His death stunned neighbors like Sam Shulter, who recalled that Rollino — who at his peak weighed just 155 pounds and stood 5-foot-4 — “had hands like bricks.

“He would walk to the grocery store every day and then carry the groceries home on his pinkies,” Shulter said.

One of 14 children, Rollino was born on May 19, 1905. He got his start in the strength game at age 10, when Warren Lincoln Travis — the most famous strongman of that time — saw him lift a 250-pound dumbbell five times in a row, according to an article in Iron Man magazine.

Rollino — who reportedly never ate meat, smoked or drank during his long life — toured with Travis for decades, boasting at the time that he was “the Strongest Man in the World” for such feats as lifting a carousel with 14 people on it.

He became a boxer — nicknamed “Kid Dundee” — after seeing Jack Dempsey knock out Jess Willard in 1919.

Rollino joined the Army in 1939 at age 34 and saw combat in the Pacific Theater during World War II, winning three Purple Hearts for shrapnel wounds to his neck and legs and an injury that left a metal plate in his shoulder.
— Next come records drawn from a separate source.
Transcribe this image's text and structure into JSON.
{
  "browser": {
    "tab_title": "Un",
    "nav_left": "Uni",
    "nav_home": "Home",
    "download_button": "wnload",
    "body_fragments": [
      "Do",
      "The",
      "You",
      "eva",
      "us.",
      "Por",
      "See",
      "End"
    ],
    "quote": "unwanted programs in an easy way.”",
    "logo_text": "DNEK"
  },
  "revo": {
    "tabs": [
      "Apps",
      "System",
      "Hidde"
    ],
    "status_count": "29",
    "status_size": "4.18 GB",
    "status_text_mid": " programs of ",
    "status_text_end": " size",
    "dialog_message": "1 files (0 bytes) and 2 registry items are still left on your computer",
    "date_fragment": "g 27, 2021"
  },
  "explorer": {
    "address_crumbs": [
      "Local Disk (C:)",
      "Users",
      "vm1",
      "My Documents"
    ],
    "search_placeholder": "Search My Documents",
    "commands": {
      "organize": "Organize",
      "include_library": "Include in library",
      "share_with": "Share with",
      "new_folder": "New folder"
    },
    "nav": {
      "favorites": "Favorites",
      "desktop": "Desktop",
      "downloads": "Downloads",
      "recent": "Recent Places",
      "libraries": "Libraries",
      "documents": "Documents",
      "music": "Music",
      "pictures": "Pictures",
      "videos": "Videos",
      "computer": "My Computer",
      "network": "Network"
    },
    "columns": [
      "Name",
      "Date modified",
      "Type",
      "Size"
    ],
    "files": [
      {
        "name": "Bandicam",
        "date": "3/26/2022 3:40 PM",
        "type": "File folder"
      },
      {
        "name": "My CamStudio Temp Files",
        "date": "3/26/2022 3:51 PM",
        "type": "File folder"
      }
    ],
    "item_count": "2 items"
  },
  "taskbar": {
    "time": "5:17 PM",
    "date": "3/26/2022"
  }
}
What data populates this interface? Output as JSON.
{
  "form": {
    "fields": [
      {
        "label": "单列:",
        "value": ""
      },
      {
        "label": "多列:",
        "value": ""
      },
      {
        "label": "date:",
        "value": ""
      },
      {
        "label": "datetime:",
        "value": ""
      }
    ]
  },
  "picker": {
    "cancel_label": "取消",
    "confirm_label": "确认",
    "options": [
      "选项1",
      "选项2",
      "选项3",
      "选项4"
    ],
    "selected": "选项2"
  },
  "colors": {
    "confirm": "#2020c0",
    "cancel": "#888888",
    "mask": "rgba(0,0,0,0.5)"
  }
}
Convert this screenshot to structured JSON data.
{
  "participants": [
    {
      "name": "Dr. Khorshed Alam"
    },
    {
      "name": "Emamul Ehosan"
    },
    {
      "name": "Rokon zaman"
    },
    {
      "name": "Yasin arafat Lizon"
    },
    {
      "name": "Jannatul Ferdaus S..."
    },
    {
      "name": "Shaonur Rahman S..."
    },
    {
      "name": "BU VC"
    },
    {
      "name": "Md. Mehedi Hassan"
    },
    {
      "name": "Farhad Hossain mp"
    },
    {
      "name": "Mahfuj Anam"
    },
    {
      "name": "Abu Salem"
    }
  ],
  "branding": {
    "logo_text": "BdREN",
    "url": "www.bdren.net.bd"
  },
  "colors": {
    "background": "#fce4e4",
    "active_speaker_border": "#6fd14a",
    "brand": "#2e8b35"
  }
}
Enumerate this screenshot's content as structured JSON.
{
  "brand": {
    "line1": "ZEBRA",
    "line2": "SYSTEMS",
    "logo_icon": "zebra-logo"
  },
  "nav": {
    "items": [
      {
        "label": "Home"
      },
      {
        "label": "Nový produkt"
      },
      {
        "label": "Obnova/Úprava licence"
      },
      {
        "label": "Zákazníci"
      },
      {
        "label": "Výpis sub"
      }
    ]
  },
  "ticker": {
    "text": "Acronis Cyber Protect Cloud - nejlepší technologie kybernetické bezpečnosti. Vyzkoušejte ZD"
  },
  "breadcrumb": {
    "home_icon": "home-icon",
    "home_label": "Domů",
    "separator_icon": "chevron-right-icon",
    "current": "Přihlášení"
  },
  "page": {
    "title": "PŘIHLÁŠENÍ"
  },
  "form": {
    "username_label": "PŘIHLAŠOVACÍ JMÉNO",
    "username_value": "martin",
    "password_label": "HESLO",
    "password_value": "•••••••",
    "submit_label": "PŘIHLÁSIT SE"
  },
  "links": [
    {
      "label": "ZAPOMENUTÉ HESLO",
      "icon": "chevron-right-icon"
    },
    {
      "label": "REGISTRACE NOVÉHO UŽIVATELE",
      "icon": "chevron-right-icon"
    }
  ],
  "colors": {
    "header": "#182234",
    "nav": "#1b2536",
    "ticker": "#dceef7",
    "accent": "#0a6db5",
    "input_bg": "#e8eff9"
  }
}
He also was awarded the Silver and the Bronze star.

Spanakos said that when he once asked him what he did to earn the Silver Star, Rollino explained that during one battle, with badly injured men all around him, “he put two guys under one arm . . . [and] two guys under the other arm and he just dragged them [to safety].”

In later years, he routinely swam in the Atlantic Ocean in the middle of winter, worked on the docks and regaled people with jaw-dropping stories of feats of strength and celebrity friendships.

“On his 104th birthday, I gave Joe a quarter, and you know what he did? He bent it with his fingers. And he apologized and said when he was younger, he’d bend a dime,” Spanakos said.